Danny Lee made sure his return to the Masters was worth the wait.
The South Korea-born Lee shot a 4-under 68 in Thursday's first round at Augusta National to finish the day in a second-place tie with Shane Lowry, two shots behind defending champion Jordan Spieth.
He mixed in six birdies and two bogeys, handling the windy conditions well. Lee's final PGA Tour appearance as an amateur came in the 2009 Masters, when he opened with a 74 and missed the cut with a second-round 81.
It took seven years to get back. Locking up a return trip was another reason to celebrate his first PGA Tour win at the Greenbrier Classic last year.
"After I made the winning putt at the Greenbrier Classic, all I was thinking about was coming back to this place," said Lee, who became a citizen of New Zealand in 2008. "And now it's finally here."
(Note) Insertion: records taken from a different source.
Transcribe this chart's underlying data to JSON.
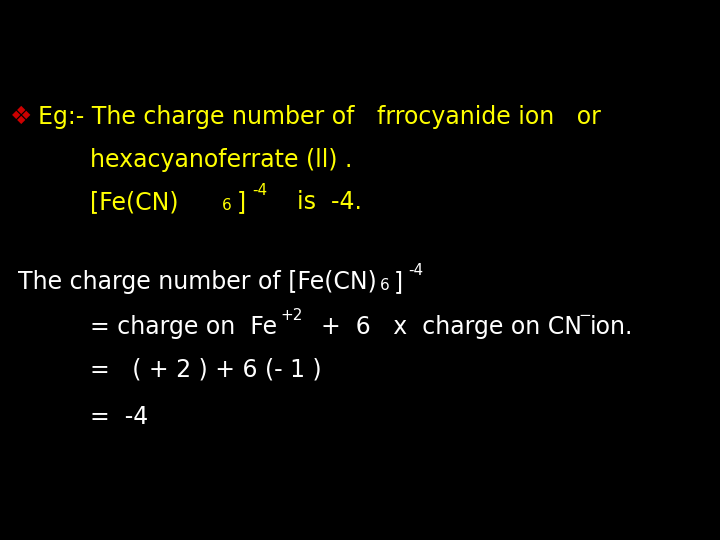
{
  "background_color": "#000000",
  "bullet_color": "#cc0000",
  "yellow_color": "#ffff00",
  "white_color": "#ffffff",
  "fig_width": 7.2,
  "fig_height": 5.4,
  "dpi": 100
}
In fact, he arrived a week before the tournament started to play extra practice rounds. Seeing his name high on the leaderboard was quite an experience for Lee, who remembers watching the 1997 Masters when Tiger Woods won despite going 4 over on the front nine in the first round. Lee easily beat that, though Woods' blistering finish would be hard to top.
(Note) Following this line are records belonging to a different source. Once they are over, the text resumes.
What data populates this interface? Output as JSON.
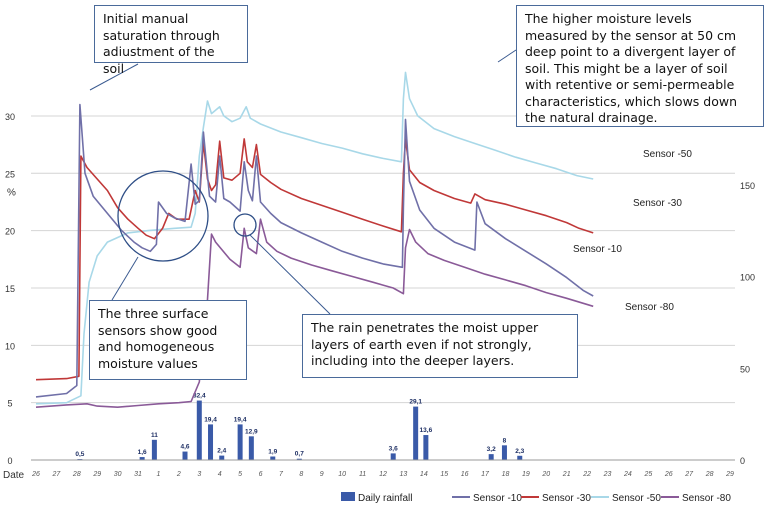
{
  "chart_data": {
    "type": "line",
    "left_axis": {
      "label": "%",
      "ylim": [
        0,
        32
      ],
      "ticks": [
        0,
        5,
        10,
        15,
        20,
        25,
        30
      ]
    },
    "right_axis": {
      "ylim": [
        0,
        200
      ],
      "ticks": [
        0,
        50,
        100,
        150
      ]
    },
    "x_axis": {
      "label": "Date",
      "ticks": [
        "26",
        "27",
        "28",
        "29",
        "30",
        "31",
        "1",
        "2",
        "3",
        "4",
        "5",
        "6",
        "7",
        "8",
        "9",
        "10",
        "11",
        "12",
        "13",
        "14",
        "15",
        "16",
        "17",
        "18",
        "19",
        "20",
        "21",
        "22",
        "23",
        "24",
        "25",
        "26",
        "27",
        "28",
        "29"
      ]
    },
    "grid": "horizontal",
    "legend_position": "bottom",
    "legend": [
      "Daily rainfall",
      "Sensor -10",
      "Sensor -30",
      "Sensor -50",
      "Sensor -80"
    ],
    "colors": {
      "rain": "#3a5aa8",
      "s10": "#7070a8",
      "s30": "#c03838",
      "s50": "#a8d8e8",
      "s80": "#8a5a98"
    },
    "rainfall": {
      "name": "Daily rainfall",
      "bars": [
        {
          "x": 2.15,
          "value": 0.5,
          "label": "0,5"
        },
        {
          "x": 5.2,
          "value": 1.6,
          "label": "1,6"
        },
        {
          "x": 5.8,
          "value": 11,
          "label": "11"
        },
        {
          "x": 7.3,
          "value": 4.6,
          "label": "4,6"
        },
        {
          "x": 8.0,
          "value": 32.4,
          "label": "32,4"
        },
        {
          "x": 8.55,
          "value": 19.4,
          "label": "19,4"
        },
        {
          "x": 9.1,
          "value": 2.4,
          "label": "2,4"
        },
        {
          "x": 10.0,
          "value": 19.4,
          "label": "19,4"
        },
        {
          "x": 10.55,
          "value": 12.9,
          "label": "12,9"
        },
        {
          "x": 11.6,
          "value": 1.9,
          "label": "1,9"
        },
        {
          "x": 12.9,
          "value": 0.7,
          "label": "0,7"
        },
        {
          "x": 17.5,
          "value": 3.6,
          "label": "3,6"
        },
        {
          "x": 18.6,
          "value": 29.1,
          "label": "29,1"
        },
        {
          "x": 19.1,
          "value": 13.6,
          "label": "13,6"
        },
        {
          "x": 22.3,
          "value": 3.2,
          "label": "3,2"
        },
        {
          "x": 22.95,
          "value": 8,
          "label": "8"
        },
        {
          "x": 23.7,
          "value": 2.3,
          "label": "2,3"
        }
      ]
    },
    "series": [
      {
        "key": "s50",
        "name": "Sensor -50",
        "end_label": "Sensor -50",
        "points": [
          [
            0,
            4.9
          ],
          [
            1.5,
            5.0
          ],
          [
            2.2,
            5.6
          ],
          [
            2.35,
            11
          ],
          [
            2.6,
            15.5
          ],
          [
            3.0,
            17.8
          ],
          [
            3.5,
            19.0
          ],
          [
            4.5,
            19.8
          ],
          [
            5.5,
            20.0
          ],
          [
            6.8,
            20.2
          ],
          [
            7.6,
            20.3
          ],
          [
            7.8,
            21.5
          ],
          [
            8.0,
            26.5
          ],
          [
            8.2,
            29
          ],
          [
            8.4,
            31.3
          ],
          [
            8.6,
            30.2
          ],
          [
            9.0,
            30.8
          ],
          [
            9.2,
            30.0
          ],
          [
            9.6,
            29.5
          ],
          [
            10.0,
            29.8
          ],
          [
            10.3,
            30.8
          ],
          [
            10.5,
            29.8
          ],
          [
            11.0,
            29.3
          ],
          [
            12.0,
            28.6
          ],
          [
            13.0,
            28.1
          ],
          [
            14.0,
            27.6
          ],
          [
            15.0,
            27.2
          ],
          [
            16.0,
            26.7
          ],
          [
            17.0,
            26.3
          ],
          [
            17.9,
            26.0
          ],
          [
            18.0,
            31.5
          ],
          [
            18.1,
            33.8
          ],
          [
            18.3,
            31.5
          ],
          [
            18.7,
            30.0
          ],
          [
            19.5,
            28.9
          ],
          [
            20.5,
            28.2
          ],
          [
            21.5,
            27.6
          ],
          [
            22.5,
            27.0
          ],
          [
            23.5,
            26.4
          ],
          [
            24.5,
            25.9
          ],
          [
            25.5,
            25.4
          ],
          [
            26.5,
            24.8
          ],
          [
            27.3,
            24.5
          ]
        ]
      },
      {
        "key": "s30",
        "name": "Sensor -30",
        "end_label": "Sensor -30",
        "points": [
          [
            0,
            7.0
          ],
          [
            1.5,
            7.1
          ],
          [
            2.1,
            7.3
          ],
          [
            2.2,
            26.5
          ],
          [
            2.5,
            25.5
          ],
          [
            3.0,
            24.5
          ],
          [
            3.5,
            23.5
          ],
          [
            4.0,
            22.0
          ],
          [
            4.5,
            21.0
          ],
          [
            5.0,
            20.2
          ],
          [
            5.4,
            19.6
          ],
          [
            5.8,
            19.3
          ],
          [
            6.2,
            20.2
          ],
          [
            6.5,
            21.5
          ],
          [
            6.9,
            21.0
          ],
          [
            7.5,
            21.0
          ],
          [
            7.8,
            23.5
          ],
          [
            8.0,
            22.5
          ],
          [
            8.2,
            27.7
          ],
          [
            8.4,
            24.5
          ],
          [
            8.6,
            23.5
          ],
          [
            8.8,
            24.0
          ],
          [
            9.0,
            27.8
          ],
          [
            9.2,
            24.6
          ],
          [
            9.6,
            24.4
          ],
          [
            10.0,
            25.0
          ],
          [
            10.2,
            28.0
          ],
          [
            10.35,
            26.0
          ],
          [
            10.6,
            25.5
          ],
          [
            10.8,
            27.5
          ],
          [
            11.0,
            24.9
          ],
          [
            11.5,
            24.2
          ],
          [
            12.0,
            23.6
          ],
          [
            13.0,
            22.8
          ],
          [
            14.0,
            22.2
          ],
          [
            15.0,
            21.6
          ],
          [
            16.0,
            21.0
          ],
          [
            17.0,
            20.4
          ],
          [
            17.9,
            19.9
          ],
          [
            18.0,
            25
          ],
          [
            18.1,
            28.0
          ],
          [
            18.3,
            25.3
          ],
          [
            18.8,
            24.2
          ],
          [
            19.5,
            23.5
          ],
          [
            20.5,
            22.8
          ],
          [
            21.3,
            22.4
          ],
          [
            21.5,
            23.2
          ],
          [
            22.0,
            22.7
          ],
          [
            23.0,
            22.3
          ],
          [
            24.0,
            21.8
          ],
          [
            25.0,
            21.3
          ],
          [
            26.0,
            20.7
          ],
          [
            26.6,
            20.2
          ],
          [
            27.3,
            19.8
          ]
        ]
      },
      {
        "key": "s10",
        "name": "Sensor -10",
        "end_label": "Sensor -10",
        "points": [
          [
            0,
            5.5
          ],
          [
            1.5,
            5.8
          ],
          [
            2.0,
            6.5
          ],
          [
            2.15,
            31
          ],
          [
            2.4,
            25
          ],
          [
            2.8,
            23.0
          ],
          [
            3.5,
            21.5
          ],
          [
            4.2,
            20.0
          ],
          [
            4.8,
            19.0
          ],
          [
            5.2,
            18.5
          ],
          [
            5.6,
            18.2
          ],
          [
            5.9,
            18.8
          ],
          [
            6.0,
            22.5
          ],
          [
            6.4,
            21.5
          ],
          [
            6.8,
            21.1
          ],
          [
            7.3,
            20.8
          ],
          [
            7.6,
            25.8
          ],
          [
            7.8,
            22.3
          ],
          [
            8.0,
            22.6
          ],
          [
            8.2,
            28.6
          ],
          [
            8.5,
            23.0
          ],
          [
            8.8,
            22.5
          ],
          [
            9.0,
            26.5
          ],
          [
            9.2,
            22.8
          ],
          [
            9.5,
            22.5
          ],
          [
            10.0,
            21.7
          ],
          [
            10.2,
            26.0
          ],
          [
            10.4,
            23.5
          ],
          [
            10.6,
            22.6
          ],
          [
            10.8,
            26.5
          ],
          [
            11.0,
            22.5
          ],
          [
            11.5,
            21.5
          ],
          [
            12.0,
            20.7
          ],
          [
            13.0,
            19.8
          ],
          [
            14.0,
            19.0
          ],
          [
            15.0,
            18.2
          ],
          [
            16.0,
            17.6
          ],
          [
            17.0,
            17.1
          ],
          [
            17.95,
            16.8
          ],
          [
            18.0,
            22
          ],
          [
            18.1,
            29.7
          ],
          [
            18.3,
            24.3
          ],
          [
            18.8,
            21.8
          ],
          [
            19.5,
            20.2
          ],
          [
            20.5,
            19.0
          ],
          [
            21.5,
            18.3
          ],
          [
            21.6,
            22.5
          ],
          [
            22.0,
            20.6
          ],
          [
            23.0,
            19.3
          ],
          [
            24.0,
            18.2
          ],
          [
            25.0,
            17.1
          ],
          [
            26.0,
            15.9
          ],
          [
            26.8,
            14.8
          ],
          [
            27.3,
            14.3
          ]
        ]
      },
      {
        "key": "s80",
        "name": "Sensor -80",
        "end_label": "Sensor -80",
        "points": [
          [
            0,
            4.6
          ],
          [
            1.5,
            4.8
          ],
          [
            2.5,
            4.9
          ],
          [
            3.0,
            4.7
          ],
          [
            4.0,
            4.6
          ],
          [
            5.0,
            4.75
          ],
          [
            6.0,
            4.9
          ],
          [
            7.0,
            5.0
          ],
          [
            7.6,
            5.1
          ],
          [
            8.0,
            6.8
          ],
          [
            8.4,
            14.0
          ],
          [
            8.6,
            19.7
          ],
          [
            8.8,
            19.0
          ],
          [
            9.5,
            17.5
          ],
          [
            10.0,
            16.8
          ],
          [
            10.2,
            20.2
          ],
          [
            10.4,
            18.5
          ],
          [
            10.8,
            18.0
          ],
          [
            11.0,
            21.0
          ],
          [
            11.3,
            19.0
          ],
          [
            11.8,
            18.2
          ],
          [
            12.5,
            17.6
          ],
          [
            13.5,
            17.0
          ],
          [
            14.5,
            16.5
          ],
          [
            15.5,
            16.0
          ],
          [
            16.5,
            15.5
          ],
          [
            17.5,
            15.0
          ],
          [
            18.0,
            14.5
          ],
          [
            18.1,
            18.5
          ],
          [
            18.3,
            20.1
          ],
          [
            18.6,
            19.0
          ],
          [
            19.2,
            18.0
          ],
          [
            20.0,
            17.4
          ],
          [
            21.0,
            16.8
          ],
          [
            22.0,
            16.2
          ],
          [
            23.0,
            15.7
          ],
          [
            24.0,
            15.2
          ],
          [
            25.0,
            14.6
          ],
          [
            26.0,
            14.1
          ],
          [
            27.3,
            13.4
          ]
        ]
      }
    ],
    "annotations": [
      "Initial manual saturation through adiustment of the soil",
      "The higher moisture levels measured by the sensor at 50 cm deep point to a divergent layer of soil. This might be a layer of soil with retentive or semi-permeable characteristics, which slows down the natural drainage.",
      "The three surface sensors show good and homogeneous moisture values",
      "The rain penetrates the moist upper layers of earth even if not strongly, including into the deeper layers."
    ]
  }
}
Lee played much of his early career on the European Tour, where he became the youngest winner as an 18-year-old. He also made stops on the Web.com Tour.
Lee isn't well known in the United States, and the patrons at Augusta National didn't seem that excited as he moved up the leaderboard. After making a 6-yard birdie putt on No. 12, Lee realized something was missing: The applause.
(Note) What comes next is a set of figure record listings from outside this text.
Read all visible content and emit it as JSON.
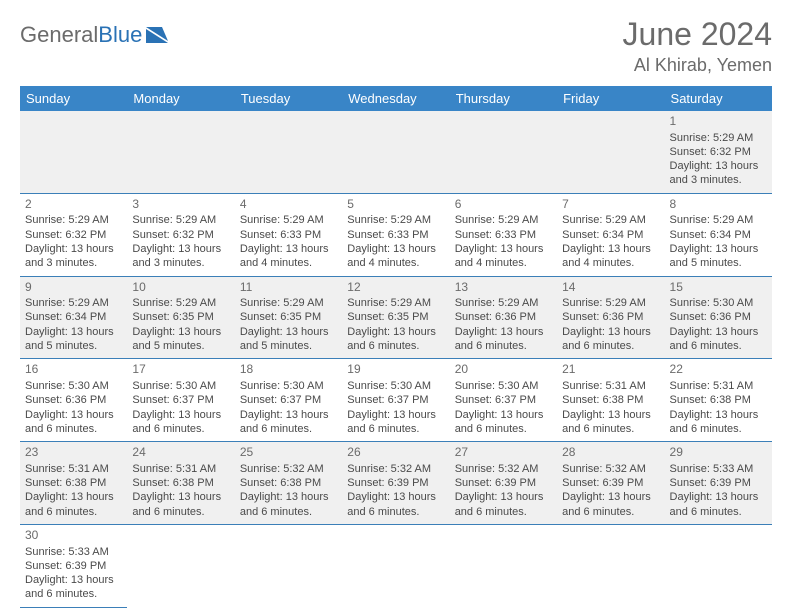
{
  "brand": {
    "part1": "General",
    "part2": "Blue"
  },
  "title": "June 2024",
  "location": "Al Khirab, Yemen",
  "colors": {
    "header_bg": "#3985c7",
    "header_text": "#ffffff",
    "row_border": "#3b7fb8",
    "alt_row_bg": "#f0f0f0",
    "text": "#4a4a4a",
    "brand_gray": "#6b6b6b",
    "brand_blue": "#2a72b5"
  },
  "weekdays": [
    "Sunday",
    "Monday",
    "Tuesday",
    "Wednesday",
    "Thursday",
    "Friday",
    "Saturday"
  ],
  "weeks": [
    [
      null,
      null,
      null,
      null,
      null,
      null,
      {
        "n": "1",
        "sr": "Sunrise: 5:29 AM",
        "ss": "Sunset: 6:32 PM",
        "dl": "Daylight: 13 hours and 3 minutes."
      }
    ],
    [
      {
        "n": "2",
        "sr": "Sunrise: 5:29 AM",
        "ss": "Sunset: 6:32 PM",
        "dl": "Daylight: 13 hours and 3 minutes."
      },
      {
        "n": "3",
        "sr": "Sunrise: 5:29 AM",
        "ss": "Sunset: 6:32 PM",
        "dl": "Daylight: 13 hours and 3 minutes."
      },
      {
        "n": "4",
        "sr": "Sunrise: 5:29 AM",
        "ss": "Sunset: 6:33 PM",
        "dl": "Daylight: 13 hours and 4 minutes."
      },
      {
        "n": "5",
        "sr": "Sunrise: 5:29 AM",
        "ss": "Sunset: 6:33 PM",
        "dl": "Daylight: 13 hours and 4 minutes."
      },
      {
        "n": "6",
        "sr": "Sunrise: 5:29 AM",
        "ss": "Sunset: 6:33 PM",
        "dl": "Daylight: 13 hours and 4 minutes."
      },
      {
        "n": "7",
        "sr": "Sunrise: 5:29 AM",
        "ss": "Sunset: 6:34 PM",
        "dl": "Daylight: 13 hours and 4 minutes."
      },
      {
        "n": "8",
        "sr": "Sunrise: 5:29 AM",
        "ss": "Sunset: 6:34 PM",
        "dl": "Daylight: 13 hours and 5 minutes."
      }
    ],
    [
      {
        "n": "9",
        "sr": "Sunrise: 5:29 AM",
        "ss": "Sunset: 6:34 PM",
        "dl": "Daylight: 13 hours and 5 minutes."
      },
      {
        "n": "10",
        "sr": "Sunrise: 5:29 AM",
        "ss": "Sunset: 6:35 PM",
        "dl": "Daylight: 13 hours and 5 minutes."
      },
      {
        "n": "11",
        "sr": "Sunrise: 5:29 AM",
        "ss": "Sunset: 6:35 PM",
        "dl": "Daylight: 13 hours and 5 minutes."
      },
      {
        "n": "12",
        "sr": "Sunrise: 5:29 AM",
        "ss": "Sunset: 6:35 PM",
        "dl": "Daylight: 13 hours and 6 minutes."
      },
      {
        "n": "13",
        "sr": "Sunrise: 5:29 AM",
        "ss": "Sunset: 6:36 PM",
        "dl": "Daylight: 13 hours and 6 minutes."
      },
      {
        "n": "14",
        "sr": "Sunrise: 5:29 AM",
        "ss": "Sunset: 6:36 PM",
        "dl": "Daylight: 13 hours and 6 minutes."
      },
      {
        "n": "15",
        "sr": "Sunrise: 5:30 AM",
        "ss": "Sunset: 6:36 PM",
        "dl": "Daylight: 13 hours and 6 minutes."
      }
    ],
    [
      {
        "n": "16",
        "sr": "Sunrise: 5:30 AM",
        "ss": "Sunset: 6:36 PM",
        "dl": "Daylight: 13 hours and 6 minutes."
      },
      {
        "n": "17",
        "sr": "Sunrise: 5:30 AM",
        "ss": "Sunset: 6:37 PM",
        "dl": "Daylight: 13 hours and 6 minutes."
      },
      {
        "n": "18",
        "sr": "Sunrise: 5:30 AM",
        "ss": "Sunset: 6:37 PM",
        "dl": "Daylight: 13 hours and 6 minutes."
      },
      {
        "n": "19",
        "sr": "Sunrise: 5:30 AM",
        "ss": "Sunset: 6:37 PM",
        "dl": "Daylight: 13 hours and 6 minutes."
      },
      {
        "n": "20",
        "sr": "Sunrise: 5:30 AM",
        "ss": "Sunset: 6:37 PM",
        "dl": "Daylight: 13 hours and 6 minutes."
      },
      {
        "n": "21",
        "sr": "Sunrise: 5:31 AM",
        "ss": "Sunset: 6:38 PM",
        "dl": "Daylight: 13 hours and 6 minutes."
      },
      {
        "n": "22",
        "sr": "Sunrise: 5:31 AM",
        "ss": "Sunset: 6:38 PM",
        "dl": "Daylight: 13 hours and 6 minutes."
      }
    ],
    [
      {
        "n": "23",
        "sr": "Sunrise: 5:31 AM",
        "ss": "Sunset: 6:38 PM",
        "dl": "Daylight: 13 hours and 6 minutes."
      },
      {
        "n": "24",
        "sr": "Sunrise: 5:31 AM",
        "ss": "Sunset: 6:38 PM",
        "dl": "Daylight: 13 hours and 6 minutes."
      },
      {
        "n": "25",
        "sr": "Sunrise: 5:32 AM",
        "ss": "Sunset: 6:38 PM",
        "dl": "Daylight: 13 hours and 6 minutes."
      },
      {
        "n": "26",
        "sr": "Sunrise: 5:32 AM",
        "ss": "Sunset: 6:39 PM",
        "dl": "Daylight: 13 hours and 6 minutes."
      },
      {
        "n": "27",
        "sr": "Sunrise: 5:32 AM",
        "ss": "Sunset: 6:39 PM",
        "dl": "Daylight: 13 hours and 6 minutes."
      },
      {
        "n": "28",
        "sr": "Sunrise: 5:32 AM",
        "ss": "Sunset: 6:39 PM",
        "dl": "Daylight: 13 hours and 6 minutes."
      },
      {
        "n": "29",
        "sr": "Sunrise: 5:33 AM",
        "ss": "Sunset: 6:39 PM",
        "dl": "Daylight: 13 hours and 6 minutes."
      }
    ],
    [
      {
        "n": "30",
        "sr": "Sunrise: 5:33 AM",
        "ss": "Sunset: 6:39 PM",
        "dl": "Daylight: 13 hours and 6 minutes."
      },
      null,
      null,
      null,
      null,
      null,
      null
    ]
  ]
}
"I don't know, but I guess nobody was watching my putt," Lee said, smiling. "I was just waving at myself to the crowds, I made birdie, guys."
Lee, 25, has some accomplishments in the U.S. He replaced Woods in 2008 as the youngest U.S. Amateur champion ever, just past his 18th birthday.
On Thursday, he had some fortunate breaks, like hitting the flag on No. 2 to keep the ball from flying over the green.
In the process, Lee created a different set of memories from the 2009 tournament.
Among the lingering recollections from those two rounds was a six-putt on No. 10 that had playing partners Adam Scott and Trevor Immelman laughing.
"I was like, 'Seriously, guys?" Lee said.
Now, he's just off the Masters lead. Seriously.